Hours later, he and his wife Empress Masako will appear at the main event in the Imperial Palace's most prestigious hall, the Pine Room.
Naruhito, in a ceremonial outfit dominated by a voluminous draped outer robe in brown gold -- a color worn only by the emperor -- will declare his enthronement from the "Takamikura" throne.
Empress Masako, a Harvard-educated former diplomat, will wear an elaborate outfit known as "junihitoe" or many-layered robe, and be alongside the emperor on a slightly smaller throne.
Her silk robes will be so heavy it will be difficult for her to move, and attendants will trail her adjusting her outfit.

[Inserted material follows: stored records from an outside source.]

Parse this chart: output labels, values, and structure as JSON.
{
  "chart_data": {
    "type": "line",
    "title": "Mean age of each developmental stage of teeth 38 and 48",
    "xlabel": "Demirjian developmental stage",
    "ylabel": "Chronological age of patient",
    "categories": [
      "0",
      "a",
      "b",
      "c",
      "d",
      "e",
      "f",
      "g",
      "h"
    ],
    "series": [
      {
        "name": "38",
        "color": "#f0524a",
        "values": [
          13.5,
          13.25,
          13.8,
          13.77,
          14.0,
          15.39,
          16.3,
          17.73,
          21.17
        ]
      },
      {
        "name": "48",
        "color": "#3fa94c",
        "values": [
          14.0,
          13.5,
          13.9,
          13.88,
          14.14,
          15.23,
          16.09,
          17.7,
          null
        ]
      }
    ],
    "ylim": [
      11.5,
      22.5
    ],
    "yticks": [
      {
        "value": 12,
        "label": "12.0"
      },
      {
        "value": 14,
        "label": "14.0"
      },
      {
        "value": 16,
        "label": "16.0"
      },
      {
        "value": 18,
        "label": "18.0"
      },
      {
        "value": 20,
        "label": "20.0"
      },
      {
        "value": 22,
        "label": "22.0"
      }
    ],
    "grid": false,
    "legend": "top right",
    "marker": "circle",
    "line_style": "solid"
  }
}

The ceremony will be conducted in the presence of an ancient sword and jewel -- part of the imperial regalia said to have been handed down by a goddess and considered crucial evidence of an emperor's legitimacy.
Some 2,500 guests, including foreign dignitaries and royalty, will rise to drum beats before the proclamation.
After the emperor finishes speaking, Prime Minister Shinzo Abe will exclaim "banzai" ("long live the Emperor") three times, completing the process.
While the parade has been put off until November 10, a banquet for foreign dignitaries and local government representatives will go ahead, along with a tea party at the royal residence the following day.
And Abe will also host a banquet for 900 foreign leaders and delegates at a Tokyo hotel.
The foreign visitors will range from royalty -- including Britain's Prince Charles -- to government officials, such as South Korean Prime Minister Lee Nak-yon and Hong Kong Chief Executive Carrie Lam.
As part of the festivities, more than half a million people convicted of minor offences will be pardoned.
ROYAL SUCCESSION WORRIES
Oxford-educated Naruhito faces a delicate balancing act as emperor, seeking to continue his father's legacy of bringing the monarchy closer to the people while upholding the centuries-old traditions of the Chrysanthemum Throne.
He has spoken up to defend his wife, who struggled with the transition to cloistered royal life after leaving behind a promising diplomatic career to marry Naruhito.
The couple have one child, a 17-year-old daughter called Aiko, who cannot inherit the throne because she is female.
With Naruhito's ascension, his brother Akishino became crown prince. Akishino's son -- 13-year-old Hisahito -- is currently the only other remaining successor.
The dwindling ranks of male heirs in the royal family has rekindled debate about allowing female royals to ascend the throne, but so far there have been no formal moves to accommodate the possibility.
Despite the succession worries, and a decline in interest in the imperial family among younger generations of Japanese, the royals are still broadly popular.
A poll released by national broadcaster NHK on the eve of the ceremony found 70 percent of voters in the country hold "friendly or favorable" views towards the imperial family.